Rubèn Parera is, like Manel and Ramon and Joan and Toni and Mercè above, a child of farmers who grew not just grapes, but olives and almonds, wheat and vegetables. He went to oenology school and worked for conventional wineries before returning home to start a project of his own with his farmer father. In the process, he unlearned a lot of what he’d been taught, and by 2015 he was working in an entirely different way.

For the last hundred and twenty years, the region’s fate has been for those farmers to sell the grape they grow to large concerns that turn it into sparkling wine that could come from anywhere.

Even in the face of drought, that business is booming. (That’s why Freixenet had to make declassified sparkling wine that sourced grapes from outside the region, creating a cava even more decoupled from regional reality than usual.)

Meanwhile, the children of those farmers are bottling and selling their own wines.
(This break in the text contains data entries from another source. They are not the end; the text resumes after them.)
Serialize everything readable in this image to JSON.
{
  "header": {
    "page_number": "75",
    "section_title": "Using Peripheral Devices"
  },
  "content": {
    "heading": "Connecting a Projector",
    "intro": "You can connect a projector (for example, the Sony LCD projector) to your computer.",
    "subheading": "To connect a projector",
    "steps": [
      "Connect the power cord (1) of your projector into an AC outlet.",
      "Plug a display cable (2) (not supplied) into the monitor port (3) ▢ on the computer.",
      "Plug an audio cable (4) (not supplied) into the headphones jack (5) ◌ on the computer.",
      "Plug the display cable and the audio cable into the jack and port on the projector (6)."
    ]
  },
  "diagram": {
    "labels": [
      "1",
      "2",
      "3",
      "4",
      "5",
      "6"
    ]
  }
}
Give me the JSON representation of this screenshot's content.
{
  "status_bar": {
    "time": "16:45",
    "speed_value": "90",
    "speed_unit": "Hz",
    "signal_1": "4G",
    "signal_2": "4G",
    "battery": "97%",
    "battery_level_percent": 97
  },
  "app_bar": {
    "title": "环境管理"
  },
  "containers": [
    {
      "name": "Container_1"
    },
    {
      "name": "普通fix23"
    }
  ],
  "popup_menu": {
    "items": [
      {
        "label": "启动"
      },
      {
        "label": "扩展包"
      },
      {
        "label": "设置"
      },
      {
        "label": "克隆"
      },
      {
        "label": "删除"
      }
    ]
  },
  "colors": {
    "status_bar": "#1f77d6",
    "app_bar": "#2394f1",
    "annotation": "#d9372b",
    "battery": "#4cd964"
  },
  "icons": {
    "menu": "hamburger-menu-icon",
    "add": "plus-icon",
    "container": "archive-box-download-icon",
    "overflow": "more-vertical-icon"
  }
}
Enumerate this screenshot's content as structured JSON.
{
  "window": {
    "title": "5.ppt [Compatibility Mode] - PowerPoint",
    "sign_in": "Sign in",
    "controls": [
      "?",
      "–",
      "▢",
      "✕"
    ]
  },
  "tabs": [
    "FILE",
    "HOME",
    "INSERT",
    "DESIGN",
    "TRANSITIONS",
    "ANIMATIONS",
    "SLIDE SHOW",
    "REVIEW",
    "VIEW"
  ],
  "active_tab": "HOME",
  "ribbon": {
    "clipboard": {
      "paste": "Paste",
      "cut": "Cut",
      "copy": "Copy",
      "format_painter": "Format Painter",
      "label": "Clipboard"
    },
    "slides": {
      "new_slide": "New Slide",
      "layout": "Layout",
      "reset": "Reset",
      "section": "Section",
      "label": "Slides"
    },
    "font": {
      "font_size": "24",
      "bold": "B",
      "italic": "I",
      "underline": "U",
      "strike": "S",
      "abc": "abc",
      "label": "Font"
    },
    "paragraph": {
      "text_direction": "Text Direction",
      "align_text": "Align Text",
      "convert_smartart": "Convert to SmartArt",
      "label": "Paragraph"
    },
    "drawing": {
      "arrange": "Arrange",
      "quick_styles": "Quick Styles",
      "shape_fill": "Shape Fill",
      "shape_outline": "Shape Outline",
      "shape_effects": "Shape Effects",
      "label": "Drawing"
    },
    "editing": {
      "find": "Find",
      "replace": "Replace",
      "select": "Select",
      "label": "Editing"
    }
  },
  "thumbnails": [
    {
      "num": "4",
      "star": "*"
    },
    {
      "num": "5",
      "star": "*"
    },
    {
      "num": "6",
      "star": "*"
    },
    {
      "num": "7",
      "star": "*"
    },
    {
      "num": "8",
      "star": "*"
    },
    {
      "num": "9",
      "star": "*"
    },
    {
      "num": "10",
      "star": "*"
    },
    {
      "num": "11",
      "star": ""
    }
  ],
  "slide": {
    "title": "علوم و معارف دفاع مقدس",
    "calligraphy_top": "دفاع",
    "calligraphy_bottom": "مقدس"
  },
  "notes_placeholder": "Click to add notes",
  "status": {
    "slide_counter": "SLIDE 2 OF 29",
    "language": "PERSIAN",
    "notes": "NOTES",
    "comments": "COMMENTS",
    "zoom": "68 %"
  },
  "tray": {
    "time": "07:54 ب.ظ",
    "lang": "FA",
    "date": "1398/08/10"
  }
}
They’re changing the farming— apart from our first bottle of Freixenet, every other producer here is working with organics as a floor, not a ceiling, incorporating regenerative practices, permaculture, and biodynamic sprays.

They’re exploring still versions of grapes that usually disappear into sparkling, like xarello, and varieties that are almost extinct, like malvasia de Sítges, and wine styles that are premodern but feel shockingly contemporary, like clarete.

And for the first time in a long time, we’re discovering in our glasses what Penedès can taste like.